Distance Formula for Point to Plane

Calculating the perpendicular distance from a point to a plane is a standard problem in geometry and can be accomplished using the distance formula for a point to a plane. The formula is derived from the properties of dot products and the definition of a plane in 3D space.

For a point \( P(x_{0}, y_{0}, z_{0}) \) and a plane with the normal form equation \( Ax + By + Cz + D = 0 \), the distance \( d \) can be calculated using the formula:
\[ d = \frac{|Ax_{0} + By_{0} + Cz_{0} + D|}{\sqrt{A^{2} + B^{2} + C^{2}}} \]
This formula takes the absolute value of the dot product of the normal vector and the point's position vector added to the constant \( D \) from the plane's equation, and normalizes it by the magnitude of the normal vector. This calculation yields the shortest distance from the point to the plane, which is always measured along the line perpendicular to the plane.

Calculating Distance with Coordinates

When you have the coordinates of a point and the normal form of a plane's equation, you can compute the point-to-plane distance using substitution into the distance formula. By inputting the coordinates of the point into the place of \( x_{0}, y_{0}, z_{0} \) in the formula, you can determine the numerator's value. For the plane's equation \( Ax + By + Cz + D = 0 \), substitute the coefficients \( A, B, C \) and \( D \) along with the point's coordinates into the distance formula to find the precise distance.

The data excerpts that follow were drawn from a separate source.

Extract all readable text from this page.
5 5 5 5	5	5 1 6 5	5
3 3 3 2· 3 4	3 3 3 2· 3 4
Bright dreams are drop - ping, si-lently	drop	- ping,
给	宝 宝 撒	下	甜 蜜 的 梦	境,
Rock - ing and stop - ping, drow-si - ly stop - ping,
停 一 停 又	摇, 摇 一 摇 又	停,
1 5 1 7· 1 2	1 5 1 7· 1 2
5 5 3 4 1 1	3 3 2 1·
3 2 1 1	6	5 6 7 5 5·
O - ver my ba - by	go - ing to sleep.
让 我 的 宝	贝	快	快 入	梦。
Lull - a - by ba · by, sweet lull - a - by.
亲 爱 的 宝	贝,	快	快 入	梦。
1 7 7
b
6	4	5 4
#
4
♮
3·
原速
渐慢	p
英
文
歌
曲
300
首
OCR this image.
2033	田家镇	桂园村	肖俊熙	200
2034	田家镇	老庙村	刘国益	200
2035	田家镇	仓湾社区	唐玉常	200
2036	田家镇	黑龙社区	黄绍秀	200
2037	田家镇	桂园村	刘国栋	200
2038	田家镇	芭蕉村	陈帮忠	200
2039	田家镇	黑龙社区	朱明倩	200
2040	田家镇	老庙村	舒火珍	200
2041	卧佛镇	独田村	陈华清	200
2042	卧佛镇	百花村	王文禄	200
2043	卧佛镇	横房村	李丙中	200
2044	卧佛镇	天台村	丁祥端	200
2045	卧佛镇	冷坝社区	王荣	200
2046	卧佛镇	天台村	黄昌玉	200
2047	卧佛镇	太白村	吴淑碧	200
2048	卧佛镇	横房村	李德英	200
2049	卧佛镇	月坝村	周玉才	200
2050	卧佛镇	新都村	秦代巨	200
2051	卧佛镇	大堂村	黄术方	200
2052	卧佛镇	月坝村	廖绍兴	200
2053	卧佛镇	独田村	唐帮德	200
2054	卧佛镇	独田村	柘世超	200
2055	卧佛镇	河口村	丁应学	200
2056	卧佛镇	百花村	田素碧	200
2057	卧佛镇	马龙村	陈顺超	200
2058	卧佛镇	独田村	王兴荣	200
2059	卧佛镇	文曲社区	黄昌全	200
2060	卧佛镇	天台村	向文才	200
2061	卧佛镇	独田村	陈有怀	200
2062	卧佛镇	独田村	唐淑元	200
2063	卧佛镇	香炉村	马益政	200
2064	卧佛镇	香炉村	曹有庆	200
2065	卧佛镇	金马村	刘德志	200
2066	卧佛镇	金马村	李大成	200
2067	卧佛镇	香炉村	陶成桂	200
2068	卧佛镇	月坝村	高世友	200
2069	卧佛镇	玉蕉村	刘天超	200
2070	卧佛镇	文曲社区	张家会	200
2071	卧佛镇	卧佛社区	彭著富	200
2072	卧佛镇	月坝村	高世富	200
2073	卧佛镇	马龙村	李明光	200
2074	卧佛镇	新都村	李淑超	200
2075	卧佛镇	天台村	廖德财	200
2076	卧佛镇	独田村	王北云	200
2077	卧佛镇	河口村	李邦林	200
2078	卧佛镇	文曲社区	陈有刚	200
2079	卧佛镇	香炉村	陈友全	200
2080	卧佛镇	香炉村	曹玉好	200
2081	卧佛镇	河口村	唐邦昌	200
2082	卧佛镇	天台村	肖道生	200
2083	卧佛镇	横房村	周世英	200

As a practical example, consider a point \( (3, 2, 1) \) and the plane equation \( x - y + 2z - 4 = 0 \). By plugging the values into the distance formula, \( d = \frac{|3 - 2 + 2 - 4|}{\sqrt{1 + 1 + 4}} \), you perform the arithmetic to find the shortest distance between the point and the plane. In this case, the calculated distance is \( \frac{1}{\sqrt{6}} \) units. By understanding these steps and the underlying concepts, you can tackle any similar problems in geometry with confidence.